We often add things like if you're trained in Athletics and the party needs to climb, you can use an active perception check to find the best path and effectively lower the DC by 2 for anyone who takes it. Naturally those untrained would try that path.

These things usually arise due to player creativity and common sense. A mountainside would have various DC's of rock face to climb and a skilled climber would know what to look for.
 


Mengu

First Post
Top Down. To some it probably feels gamy that a wall should become harder to climb as you level up, but I create obstacles where they are meaningful. And if the DC of a climb becomes meaningless, the obstacle may as well just be part of the narrative.

The DC's are for actual challenges (whether it be an obstacle in the middle of combat or a skill challenge). I decide, this wall is going to be hard difficulty to climb, PC's are level 14, DC should be 23. At this point, I decide what the DC 23 wall should look like. It's a stone wall that's been weathered down with wind and sand, so the stones are smooth, what may once have been seams in the wall are filled with sand and calcified, hand holds are difficult to find.

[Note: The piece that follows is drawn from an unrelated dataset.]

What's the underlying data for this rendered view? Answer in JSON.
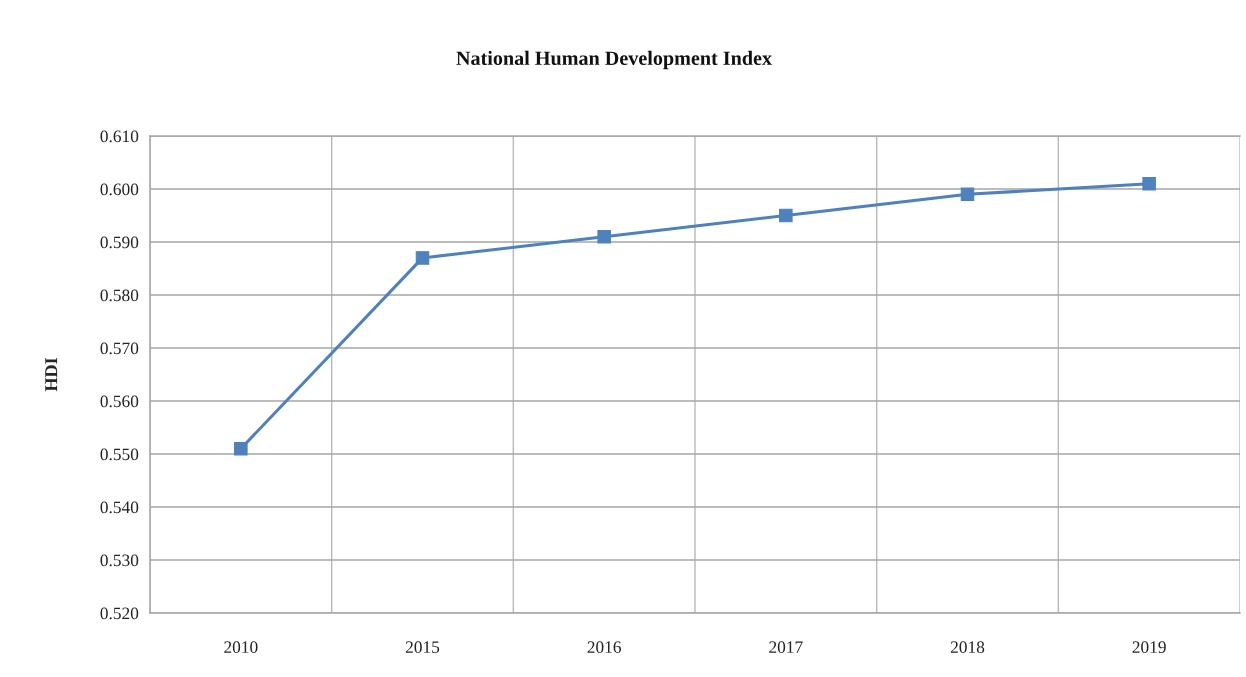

Then I begin to cheat, and look at the Athletics skills for the PC's, three out of five have +18 or higher, and the lowest score is a +12. So this is not going to be very challenging for them. To add a little more excitement, I decide it's going to start raining just as they get to the wall, making the climb harder, increasing the DC by 2 for the first half the encounter, and by 5 for the second half.

If this was say a task requiring Thievery skill, and I realized the highest bonus in the party was a +9, I might be inclined to change something in the opposite direction, perhaps part of a mechanism is rusted or cracked, making it easy to smash and take out of the equation, and I'd lower the DC by 2 or 5.

So I basically start with the numbers, double check what the PC's are capable of, and then build in the picture based on the setting the challenge will be in.